İSTANBUL - 1996 ve 2000 cezaevleri süreçlerinin tanığı Mürüvvet Küçük, “Benzer süreçlerden geçtik, aynı duyguları yaşadık. Şimdi yaşanan şahadetler ciddi bir çığlıktır. Dışarıdaki sessizliğin kırılmasına dönük bir hamle çağrısıdır. Cezaevlerinden yükselen çığlığa ses olmak gerekiyor” dedi.
 
Diyarbakır Cezaevi’nde gerçekleşen ilk kitlesel ölüm orucu direnişinin ardından birçok cezaevinde açlık grevi ve ölüm orucu eylemi gerçekleşti. Devletin ciddi yönelimlerinin gerçekleştiği cezaevleri, aynı zamanda büyük direnişlerin de yaşandığı merkezler haline geldi. 
 
Cezaevlerinde yaşanan her türlü saldırı ve buna karşın gelişen direnişin bire bir tanığı olan Mürüvvet Küçük, açlık grevlerini değerlendirdi.
 
‘Başka bir dünya ve ideali temsil ediyorsun’
 
Açlık grevinin çok zor bir direniş biçimi olduğunu belirten Mürüvvet, “Hücrelerinin eridiğini hissediyorsun, bir süre sonra eriyen hücrelerin kopmaya başlıyor.
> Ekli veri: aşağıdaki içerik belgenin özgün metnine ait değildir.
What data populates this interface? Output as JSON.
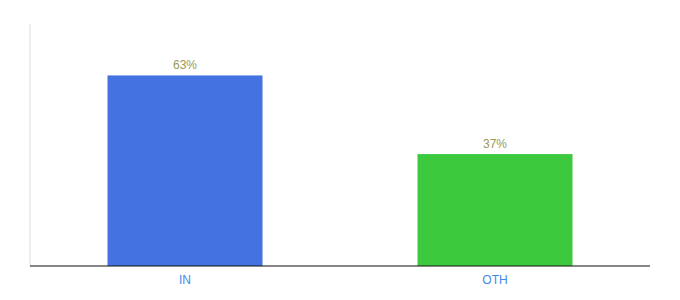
{
  "chart_data": {
    "type": "bar",
    "categories": [
      "IN",
      "OTH"
    ],
    "values": [
      63,
      37
    ],
    "value_labels": [
      "63%",
      "37%"
    ],
    "colors": [
      "#4472E0",
      "#3DC93D"
    ],
    "ylim": [
      0,
      80
    ],
    "data_labels": true,
    "tick_labels": "x"
  }
}
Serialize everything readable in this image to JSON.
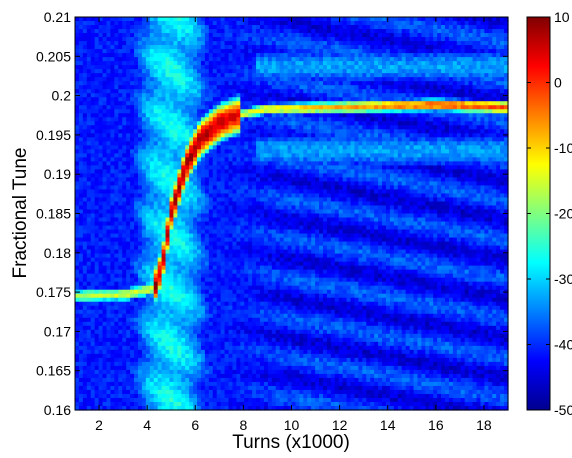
{
  "chart_data": {
    "type": "heatmap",
    "title": "",
    "xlabel": "Turns (x1000)",
    "ylabel": "Fractional Tune",
    "xlim": [
      1.0,
      19.0
    ],
    "ylim": [
      0.16,
      0.21
    ],
    "x_ticks": [
      2,
      4,
      6,
      8,
      10,
      12,
      14,
      16,
      18
    ],
    "x_tick_labels": [
      "2",
      "4",
      "6",
      "8",
      "10",
      "12",
      "14",
      "16",
      "18"
    ],
    "y_ticks": [
      0.16,
      0.165,
      0.17,
      0.175,
      0.18,
      0.185,
      0.19,
      0.195,
      0.2,
      0.205,
      0.21
    ],
    "y_tick_labels": [
      "0.16",
      "0.165",
      "0.17",
      "0.175",
      "0.18",
      "0.185",
      "0.19",
      "0.195",
      "0.2",
      "0.205",
      "0.21"
    ],
    "colorbar": {
      "colormap": "jet",
      "range": [
        -50,
        10
      ],
      "ticks": [
        10,
        0,
        -10,
        -20,
        -30,
        -40,
        -50
      ],
      "tick_labels": [
        "10",
        "0",
        "-10",
        "-20",
        "-30",
        "-40",
        "-50"
      ]
    },
    "grid": false,
    "background_level": -41,
    "features": [
      {
        "name": "broadband",
        "x_center": 5.0,
        "x_width": 1.4,
        "level": -29
      },
      {
        "name": "tune_line",
        "points": [
          [
            1.0,
            0.1745
          ],
          [
            3.2,
            0.1747
          ],
          [
            4.3,
            0.1755
          ],
          [
            4.6,
            0.178
          ],
          [
            5.0,
            0.185
          ],
          [
            5.6,
            0.191
          ],
          [
            6.2,
            0.1945
          ],
          [
            7.0,
            0.1965
          ],
          [
            7.8,
            0.1975
          ],
          [
            9.0,
            0.1983
          ],
          [
            12.0,
            0.1985
          ],
          [
            16.0,
            0.1988
          ],
          [
            19.0,
            0.1985
          ]
        ]
      },
      {
        "name": "intense_band",
        "x_range": [
          4.2,
          7.9
        ],
        "peak_level": 8
      }
    ]
  }
}
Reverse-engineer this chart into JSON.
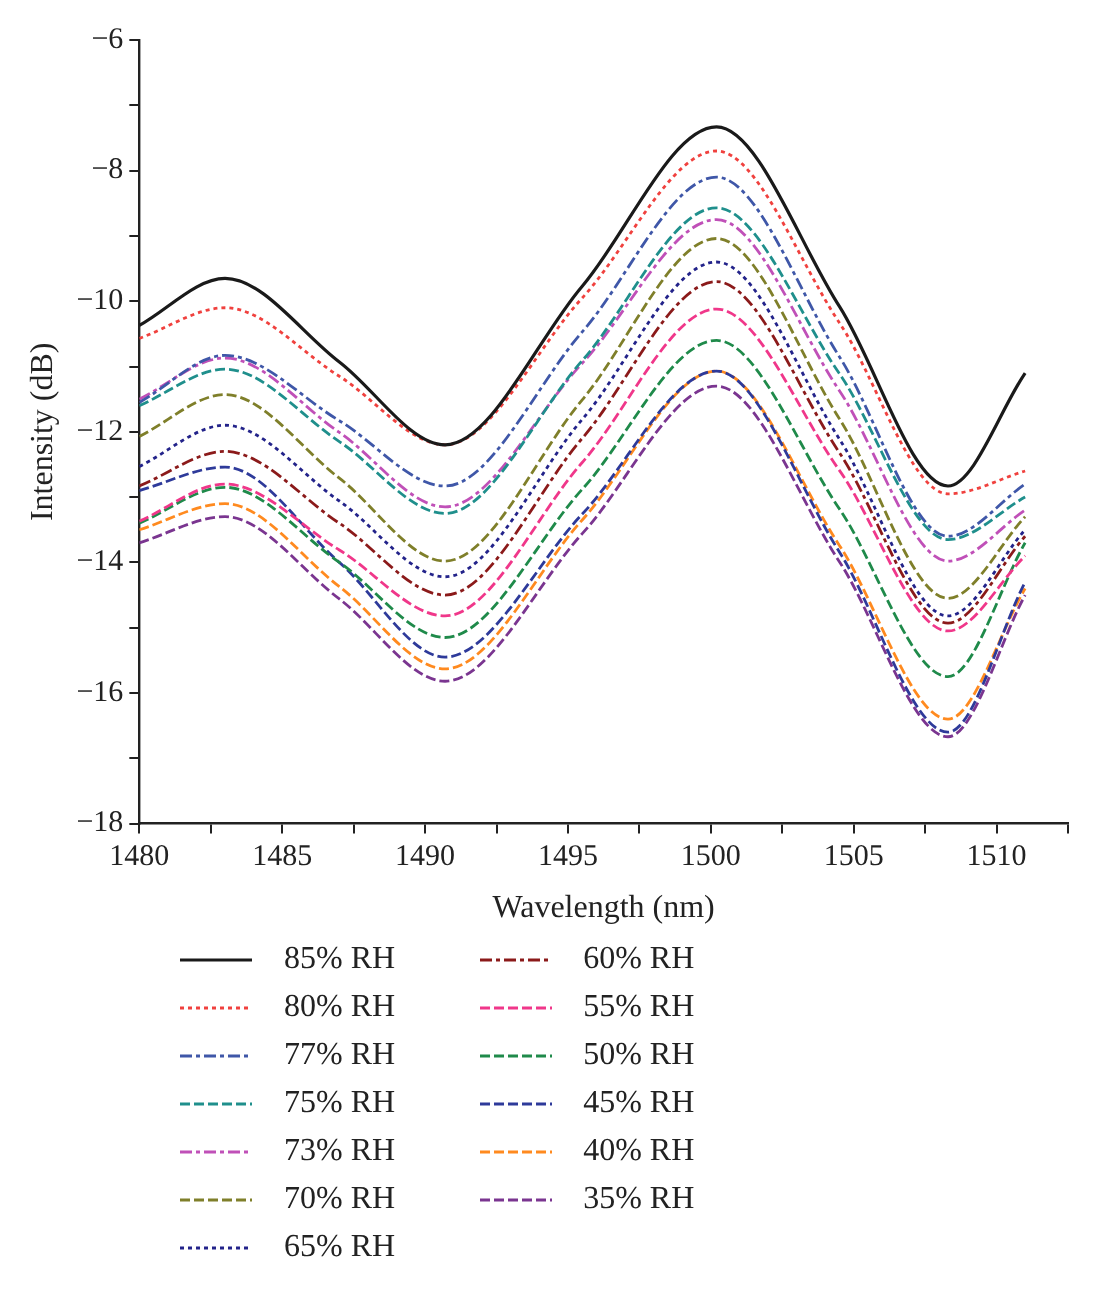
{
  "chart_data": {
    "type": "line",
    "xlabel": "Wavelength (nm)",
    "ylabel": "Intensity (dB)",
    "x": [
      1480,
      1483,
      1487,
      1490.7,
      1495.5,
      1500.2,
      1504.5,
      1508.3,
      1511
    ],
    "xlim": [
      1480,
      1512.5
    ],
    "xticks": [
      1480,
      {
        "value": 1482.5,
        "label": null
      },
      1485,
      {
        "value": 1487.5,
        "label": null
      },
      1490,
      {
        "value": 1492.5,
        "label": null
      },
      1495,
      {
        "value": 1497.5,
        "label": null
      },
      1500,
      {
        "value": 1502.5,
        "label": null
      },
      1505,
      {
        "value": 1507.5,
        "label": null
      },
      1510,
      {
        "value": 1512.5,
        "label": null
      }
    ],
    "ylim": [
      -18,
      -6
    ],
    "yticks": [
      -18,
      {
        "value": -17,
        "label": null
      },
      -16,
      {
        "value": -15,
        "label": null
      },
      -14,
      {
        "value": -13,
        "label": null
      },
      -12,
      {
        "value": -11,
        "label": null
      },
      -10,
      {
        "value": -9,
        "label": null
      },
      -8,
      {
        "value": -7,
        "label": null
      },
      -6
    ],
    "grid": false,
    "legend": "bottom",
    "marker": "none",
    "series": [
      {
        "name": "85% RH",
        "color": "#1a1a1a",
        "line_style": "solid",
        "values": [
          -10.37,
          -9.65,
          -10.93,
          -12.2,
          -9.77,
          -7.33,
          -10.08,
          -12.83,
          -11.1
        ]
      },
      {
        "name": "80% RH",
        "color": "#f0413e",
        "line_style": "dotted",
        "values": [
          -10.57,
          -10.1,
          -11.15,
          -12.2,
          -9.95,
          -7.7,
          -10.33,
          -12.95,
          -12.6
        ]
      },
      {
        "name": "77% RH",
        "color": "#3f57a8",
        "line_style": "dashdot",
        "values": [
          -11.55,
          -10.83,
          -11.83,
          -12.83,
          -10.47,
          -8.1,
          -10.85,
          -13.6,
          -12.8
        ]
      },
      {
        "name": "75% RH",
        "color": "#1f8f8c",
        "line_style": "dashed",
        "values": [
          -11.6,
          -11.04,
          -12.15,
          -13.25,
          -10.91,
          -8.57,
          -11.11,
          -13.65,
          -13.0
        ]
      },
      {
        "name": "73% RH",
        "color": "#c050b8",
        "line_style": "dashdot",
        "values": [
          -11.5,
          -10.87,
          -12.01,
          -13.15,
          -10.95,
          -8.75,
          -11.37,
          -13.98,
          -13.2
        ]
      },
      {
        "name": "70% RH",
        "color": "#7f7f2a",
        "line_style": "dashed",
        "values": [
          -12.07,
          -11.43,
          -12.71,
          -13.98,
          -11.51,
          -9.04,
          -11.8,
          -14.55,
          -13.3
        ]
      },
      {
        "name": "65% RH",
        "color": "#23238a",
        "line_style": "dotted",
        "values": [
          -12.53,
          -11.9,
          -13.06,
          -14.22,
          -11.81,
          -9.4,
          -12.11,
          -14.82,
          -13.5
        ]
      },
      {
        "name": "60% RH",
        "color": "#8b1a1a",
        "line_style": "dashdot",
        "values": [
          -12.83,
          -12.3,
          -13.4,
          -14.5,
          -12.1,
          -9.7,
          -12.32,
          -14.93,
          -13.6
        ]
      },
      {
        "name": "55% RH",
        "color": "#f0378a",
        "line_style": "dashed",
        "values": [
          -13.37,
          -12.8,
          -13.81,
          -14.82,
          -12.47,
          -10.12,
          -12.59,
          -15.05,
          -13.9
        ]
      },
      {
        "name": "50% RH",
        "color": "#1f8a4a",
        "line_style": "dashed",
        "values": [
          -13.4,
          -12.85,
          -14.0,
          -15.15,
          -12.88,
          -10.6,
          -13.18,
          -15.75,
          -13.7
        ]
      },
      {
        "name": "45% RH",
        "color": "#2e3a9a",
        "line_style": "dashed",
        "values": [
          -12.9,
          -12.54,
          -14.0,
          -15.45,
          -13.26,
          -11.07,
          -13.84,
          -16.6,
          -14.3
        ]
      },
      {
        "name": "40% RH",
        "color": "#ff8a1f",
        "line_style": "dashed",
        "values": [
          -13.5,
          -13.1,
          -14.37,
          -15.63,
          -13.35,
          -11.07,
          -13.74,
          -16.4,
          -14.4
        ]
      },
      {
        "name": "35% RH",
        "color": "#7a3590",
        "line_style": "dashed",
        "values": [
          -13.7,
          -13.3,
          -14.56,
          -15.82,
          -13.56,
          -11.3,
          -13.99,
          -16.67,
          -14.5
        ]
      }
    ]
  }
}
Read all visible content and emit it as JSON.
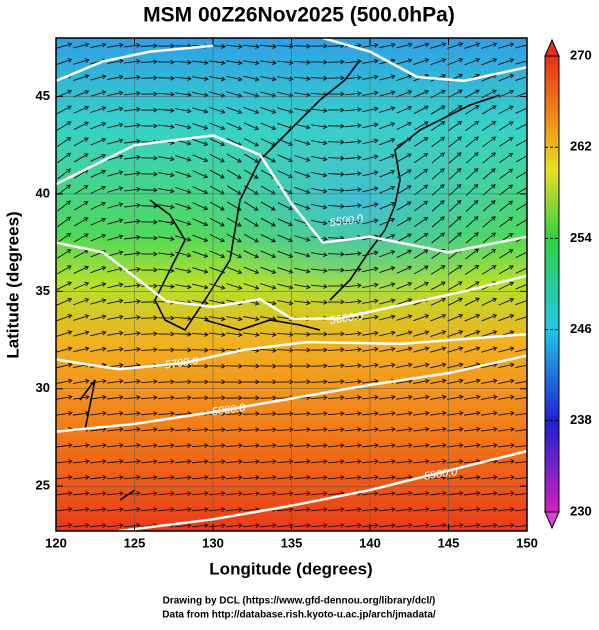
{
  "chart_data": {
    "type": "contour-map",
    "title": "MSM 00Z26Nov2025 (500.0hPa)",
    "x_label": "Longitude (degrees)",
    "y_label": "Latitude  (degrees)",
    "xlim": [
      120,
      150
    ],
    "ylim": [
      22.7,
      48
    ],
    "xticks": [
      120,
      125,
      130,
      135,
      140,
      145,
      150
    ],
    "yticks": [
      25,
      30,
      35,
      40,
      45
    ],
    "grid": true,
    "contours": [
      {
        "value": 5500,
        "label": "5500.0"
      },
      {
        "value": 5600,
        "label": "5600.0"
      },
      {
        "value": 5700,
        "label": "5700.0"
      },
      {
        "value": 5800,
        "label": "5800.0"
      },
      {
        "value": 5900,
        "label": "5900.0"
      }
    ],
    "colorbar": {
      "lim": [
        230,
        270
      ],
      "ticks": [
        230,
        238,
        246,
        254,
        262,
        270
      ]
    },
    "credits": [
      "Drawing by DCL (https://www.gfd-dennou.org/library/dcl/)",
      "Data from http://database.rish.kyoto-u.ac.jp/arch/jmadata/"
    ]
  }
}
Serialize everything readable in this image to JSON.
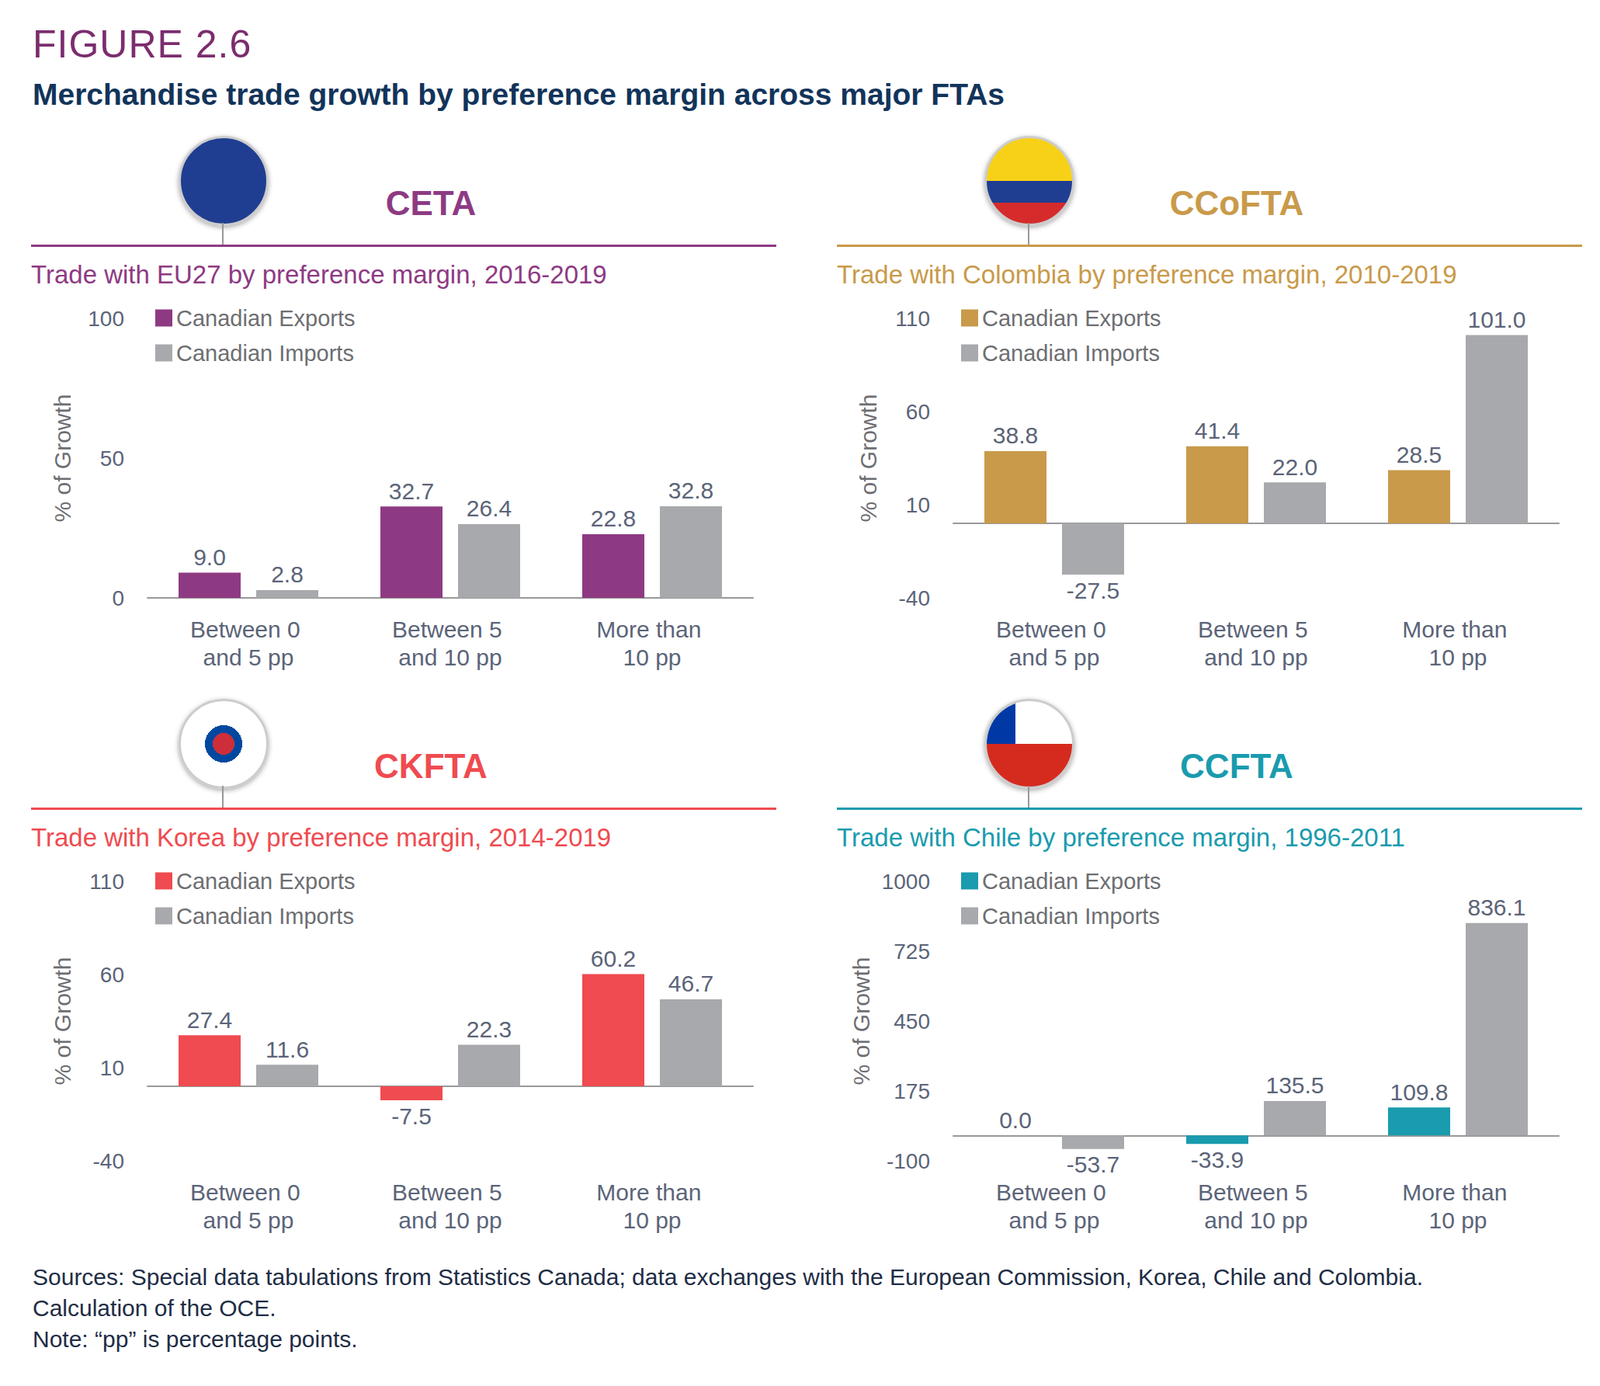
{
  "figure": "FIGURE 2.6",
  "title": "Merchandise trade growth by preference margin across major FTAs",
  "chart_data": [
    {
      "type": "bar",
      "title": "CETA",
      "subtitle": "Trade with EU27 by preference margin, 2016-2019",
      "color": "#8E3A83",
      "ylabel": "% of Growth",
      "categories": [
        "Between 0 and 5 pp",
        "Between 5 and 10 pp",
        "More than 10 pp"
      ],
      "series": [
        {
          "name": "Canadian Exports",
          "color": "#8E3A83",
          "values": [
            9.0,
            32.7,
            22.8
          ],
          "value_labels": [
            "9.0",
            "32.7",
            "22.8"
          ]
        },
        {
          "name": "Canadian Imports",
          "color": "#A7A9AC",
          "values": [
            2.8,
            26.4,
            32.8
          ],
          "value_labels": [
            "2.8",
            "26.4",
            "32.8"
          ]
        }
      ],
      "ylim": [
        0,
        100
      ],
      "yticks": [
        0,
        50,
        100
      ],
      "grid": false,
      "legend": "upper left",
      "data_labels": true
    },
    {
      "type": "bar",
      "title": "CCoFTA",
      "subtitle": "Trade with Colombia by preference margin, 2010-2019",
      "color": "#C99A4A",
      "ylabel": "% of Growth",
      "categories": [
        "Between 0 and 5 pp",
        "Between 5 and 10 pp",
        "More than 10 pp"
      ],
      "series": [
        {
          "name": "Canadian Exports",
          "color": "#C99A4A",
          "values": [
            38.8,
            41.4,
            28.5
          ],
          "value_labels": [
            "38.8",
            "41.4",
            "28.5"
          ]
        },
        {
          "name": "Canadian Imports",
          "color": "#A7A9AC",
          "values": [
            -27.5,
            22.0,
            101.0
          ],
          "value_labels": [
            "-27.5",
            "22.0",
            "101.0"
          ]
        }
      ],
      "ylim": [
        -40,
        110
      ],
      "yticks": [
        -40,
        10,
        60,
        110
      ],
      "grid": false,
      "legend": "upper left",
      "data_labels": true
    },
    {
      "type": "bar",
      "title": "CKFTA",
      "subtitle": "Trade with Korea by preference margin, 2014-2019",
      "color": "#EF4B50",
      "ylabel": "% of Growth",
      "categories": [
        "Between 0 and 5 pp",
        "Between 5 and 10 pp",
        "More than 10 pp"
      ],
      "series": [
        {
          "name": "Canadian Exports",
          "color": "#EF4B50",
          "values": [
            27.4,
            -7.5,
            60.2
          ],
          "value_labels": [
            "27.4",
            "-7.5",
            "60.2"
          ]
        },
        {
          "name": "Canadian Imports",
          "color": "#A7A9AC",
          "values": [
            11.6,
            22.3,
            46.7
          ],
          "value_labels": [
            "11.6",
            "22.3",
            "46.7"
          ]
        }
      ],
      "ylim": [
        -40,
        110
      ],
      "yticks": [
        -40,
        10,
        60,
        110
      ],
      "grid": false,
      "legend": "upper left",
      "data_labels": true
    },
    {
      "type": "bar",
      "title": "CCFTA",
      "subtitle": "Trade with Chile by preference margin, 1996-2011",
      "color": "#1A9BAE",
      "ylabel": "% of Growth",
      "categories": [
        "Between 0 and 5 pp",
        "Between 5 and 10 pp",
        "More than 10 pp"
      ],
      "series": [
        {
          "name": "Canadian Exports",
          "color": "#1A9BAE",
          "values": [
            0.0,
            -33.9,
            109.8
          ],
          "value_labels": [
            "0.0",
            "-33.9",
            "109.8"
          ]
        },
        {
          "name": "Canadian Imports",
          "color": "#A7A9AC",
          "values": [
            -53.7,
            135.5,
            836.1
          ],
          "value_labels": [
            "-53.7",
            "135.5",
            "836.1"
          ]
        }
      ],
      "ylim": [
        -100,
        1000
      ],
      "yticks": [
        -100,
        175,
        450,
        725,
        1000
      ],
      "grid": false,
      "legend": "upper left",
      "data_labels": true
    }
  ],
  "sources": "Sources: Special data tabulations from Statistics Canada; data exchanges with the European Commission, Korea, Chile and Colombia. Calculation of the OCE.",
  "note": "Note: “pp” is percentage points."
}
Vücudun ölüm kokusu salmaya başlıyor ancak tüm bunların ötesinde haklı ve meşru olduğunu bildiğin bir noktadaysan ve bunun karşısında seni dört duvar arasına koymuş bir güç varsa onun karşısında sen başka bir dünyayı ve ideali temsil ediyorsun. Cezaevine ilk 20’li yaşlarımda girdim. 1990’ların başıydı. 1980 cuntasından sonra devrimcilerin, cezaevlerinde direnişiyle statü kazandıkları ve onu oturtmaya çalıştıkları bir dönemdi. 1994’te tutuklandıktan sonra Buca Cezaevi’ne götürüldük. O dönem 10 yıl cezaevinde kaldım. O süreç devletle irade savaşının yaşandığı, alınan hakların gasp edilmeye çalışıldığı ama bunun karşısında direnişlerin yaşanmasıyla bu baskının geri püskürtüldüğü bir süreçti. Biz ilk açlık grevimizi 1994’ün sonlarında tam bir kontrgerilla merkezi olan Buca Cezaevi’nde hak gasplarına ve dayatmalara karşı başlattık” dedi.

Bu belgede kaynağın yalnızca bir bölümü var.